I have the same, no thermostat on the cylinder, but I am running C Plan, and you seem to be running S Plan, I can see two motorised valves. I don't understand why you want Nest Gen 3, as I am looking to move to Hive as well, as Nest has no ability to link to TRV heads.
I am not good at plumbing, so employed a plumber, who in turn employed a heating engineer, who admitted to me they had not got a clue about how to wire it up. Lucky I did, but had not realised Nest does not link to TRV heads, the instructions I had read said they did, but it seems when google took over Nest support was withdrawn.
Domestic hot water (DHW) during summer was simply timed, the floors in my house mean hard wiring is out, so needs some wireless method if using a thermostat, ½ hour 4 times a week gave me hot water to wash hands, today I use an immersion heater and iboost+ so in summer DHW heated with spare solar energy from the solar panels.
But had I not been an electrical engineer not sure how I would have got it wired up?

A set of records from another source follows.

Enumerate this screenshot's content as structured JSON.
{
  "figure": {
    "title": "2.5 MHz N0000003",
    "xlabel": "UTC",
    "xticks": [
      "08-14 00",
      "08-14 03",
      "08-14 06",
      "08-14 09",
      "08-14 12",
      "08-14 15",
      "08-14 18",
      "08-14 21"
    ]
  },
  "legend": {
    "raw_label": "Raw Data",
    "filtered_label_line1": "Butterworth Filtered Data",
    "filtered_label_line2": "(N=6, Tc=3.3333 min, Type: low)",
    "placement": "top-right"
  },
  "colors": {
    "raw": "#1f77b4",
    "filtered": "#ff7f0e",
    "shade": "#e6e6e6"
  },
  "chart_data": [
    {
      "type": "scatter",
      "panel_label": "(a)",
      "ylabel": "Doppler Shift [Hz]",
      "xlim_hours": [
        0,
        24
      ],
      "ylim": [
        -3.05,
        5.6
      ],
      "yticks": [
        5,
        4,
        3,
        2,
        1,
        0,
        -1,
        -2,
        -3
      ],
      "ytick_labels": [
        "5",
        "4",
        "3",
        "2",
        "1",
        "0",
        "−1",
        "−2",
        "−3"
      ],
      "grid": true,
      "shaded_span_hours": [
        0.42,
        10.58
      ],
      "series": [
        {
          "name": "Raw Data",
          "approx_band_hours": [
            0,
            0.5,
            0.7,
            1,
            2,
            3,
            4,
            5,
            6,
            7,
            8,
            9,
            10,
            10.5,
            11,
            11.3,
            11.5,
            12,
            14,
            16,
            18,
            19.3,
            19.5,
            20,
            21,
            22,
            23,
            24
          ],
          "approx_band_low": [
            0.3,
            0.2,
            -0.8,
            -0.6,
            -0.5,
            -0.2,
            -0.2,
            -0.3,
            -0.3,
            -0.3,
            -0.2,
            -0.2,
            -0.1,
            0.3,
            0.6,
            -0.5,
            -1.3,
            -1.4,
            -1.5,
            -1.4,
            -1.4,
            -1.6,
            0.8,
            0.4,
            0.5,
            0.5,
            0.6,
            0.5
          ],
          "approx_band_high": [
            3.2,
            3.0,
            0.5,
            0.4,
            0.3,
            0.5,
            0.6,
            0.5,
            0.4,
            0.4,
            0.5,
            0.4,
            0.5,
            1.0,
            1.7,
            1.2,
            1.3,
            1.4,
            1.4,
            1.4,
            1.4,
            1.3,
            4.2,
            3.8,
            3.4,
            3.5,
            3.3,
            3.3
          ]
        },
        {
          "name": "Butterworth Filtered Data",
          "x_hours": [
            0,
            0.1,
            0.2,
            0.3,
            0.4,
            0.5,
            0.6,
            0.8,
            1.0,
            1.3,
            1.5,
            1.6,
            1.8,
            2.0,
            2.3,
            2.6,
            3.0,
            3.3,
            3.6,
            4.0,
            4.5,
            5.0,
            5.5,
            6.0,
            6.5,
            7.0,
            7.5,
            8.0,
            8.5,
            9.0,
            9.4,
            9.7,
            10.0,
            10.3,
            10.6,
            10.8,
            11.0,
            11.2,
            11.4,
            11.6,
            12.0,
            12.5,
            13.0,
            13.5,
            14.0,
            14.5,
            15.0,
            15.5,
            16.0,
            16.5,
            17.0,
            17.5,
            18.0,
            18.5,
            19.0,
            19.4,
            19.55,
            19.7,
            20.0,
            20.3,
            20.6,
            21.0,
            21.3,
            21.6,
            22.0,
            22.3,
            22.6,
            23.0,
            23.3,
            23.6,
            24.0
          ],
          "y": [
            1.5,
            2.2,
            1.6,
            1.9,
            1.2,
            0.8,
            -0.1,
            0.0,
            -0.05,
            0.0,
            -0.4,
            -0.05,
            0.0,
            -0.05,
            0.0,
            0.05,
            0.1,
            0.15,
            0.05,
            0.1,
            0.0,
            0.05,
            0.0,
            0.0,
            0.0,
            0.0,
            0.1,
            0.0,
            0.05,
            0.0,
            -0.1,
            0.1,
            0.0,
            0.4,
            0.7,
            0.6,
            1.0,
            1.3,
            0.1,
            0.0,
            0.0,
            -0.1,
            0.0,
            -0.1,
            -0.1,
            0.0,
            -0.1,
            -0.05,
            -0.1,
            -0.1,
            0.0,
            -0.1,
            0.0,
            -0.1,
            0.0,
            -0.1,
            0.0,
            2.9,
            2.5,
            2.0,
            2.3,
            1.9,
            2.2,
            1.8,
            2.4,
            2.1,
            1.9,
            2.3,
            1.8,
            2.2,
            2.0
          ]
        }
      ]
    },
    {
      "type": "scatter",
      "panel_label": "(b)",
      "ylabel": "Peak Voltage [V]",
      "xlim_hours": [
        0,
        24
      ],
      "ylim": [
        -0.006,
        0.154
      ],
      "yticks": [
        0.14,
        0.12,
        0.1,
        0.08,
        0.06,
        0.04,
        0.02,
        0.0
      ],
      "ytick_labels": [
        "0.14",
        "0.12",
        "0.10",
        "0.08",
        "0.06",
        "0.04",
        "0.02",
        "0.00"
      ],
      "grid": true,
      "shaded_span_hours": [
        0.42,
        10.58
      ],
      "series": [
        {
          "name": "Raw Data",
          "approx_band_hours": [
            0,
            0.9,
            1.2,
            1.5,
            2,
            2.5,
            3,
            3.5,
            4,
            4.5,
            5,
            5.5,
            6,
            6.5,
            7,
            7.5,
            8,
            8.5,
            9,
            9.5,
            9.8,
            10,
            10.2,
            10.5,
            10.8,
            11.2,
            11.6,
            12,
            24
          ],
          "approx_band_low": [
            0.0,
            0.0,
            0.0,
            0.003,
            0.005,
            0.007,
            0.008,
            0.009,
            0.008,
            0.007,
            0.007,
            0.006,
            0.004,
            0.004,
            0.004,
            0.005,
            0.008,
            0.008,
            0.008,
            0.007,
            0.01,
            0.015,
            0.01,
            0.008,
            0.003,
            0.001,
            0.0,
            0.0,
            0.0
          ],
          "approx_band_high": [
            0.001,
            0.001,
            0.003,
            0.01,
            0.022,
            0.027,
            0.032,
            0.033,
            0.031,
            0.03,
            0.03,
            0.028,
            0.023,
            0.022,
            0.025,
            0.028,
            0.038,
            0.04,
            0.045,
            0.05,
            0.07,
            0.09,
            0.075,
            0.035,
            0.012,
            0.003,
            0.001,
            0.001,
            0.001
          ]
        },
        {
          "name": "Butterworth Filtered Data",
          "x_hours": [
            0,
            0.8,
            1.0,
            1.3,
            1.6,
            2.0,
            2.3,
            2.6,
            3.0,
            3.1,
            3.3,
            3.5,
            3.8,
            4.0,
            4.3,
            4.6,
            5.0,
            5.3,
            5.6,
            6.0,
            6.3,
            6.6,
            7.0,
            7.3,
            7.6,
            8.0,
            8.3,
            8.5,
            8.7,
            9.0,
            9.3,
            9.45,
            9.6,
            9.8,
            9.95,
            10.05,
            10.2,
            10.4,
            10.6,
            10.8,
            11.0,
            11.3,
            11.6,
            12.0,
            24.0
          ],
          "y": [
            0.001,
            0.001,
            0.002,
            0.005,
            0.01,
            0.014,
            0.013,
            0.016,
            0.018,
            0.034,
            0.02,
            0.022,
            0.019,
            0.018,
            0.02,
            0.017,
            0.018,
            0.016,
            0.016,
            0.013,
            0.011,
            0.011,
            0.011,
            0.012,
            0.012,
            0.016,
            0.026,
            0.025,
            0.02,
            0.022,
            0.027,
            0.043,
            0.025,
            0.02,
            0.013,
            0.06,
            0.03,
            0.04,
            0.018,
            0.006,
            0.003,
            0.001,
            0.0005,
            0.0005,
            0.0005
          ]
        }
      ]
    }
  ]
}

@stem is normally good at working out what to do, but it is hard to realise what others can understand, and was shocked at the comments made by the heating engineer. Also the Nest help line seemed to just want to send out an engineer to sort problems, I had a simple problem, the central heating was turning on when not called for, it turned out due to anti legionnaires software built into Nest, which could be simply turned off, but Nest help line could not tell me that, found out what it was on here.
With Sonoff wireless relays and other devices there are ways around lack of hard wiring, but for me it was the cost, I looked at wireless options and was looking at £140, and this with no labour costs.
So I would say back to the base line, why do you want Nest?
@RandomGrinch makes some good points, the wireless links are already built into the existing system. So may be having both in parallel is the way forward?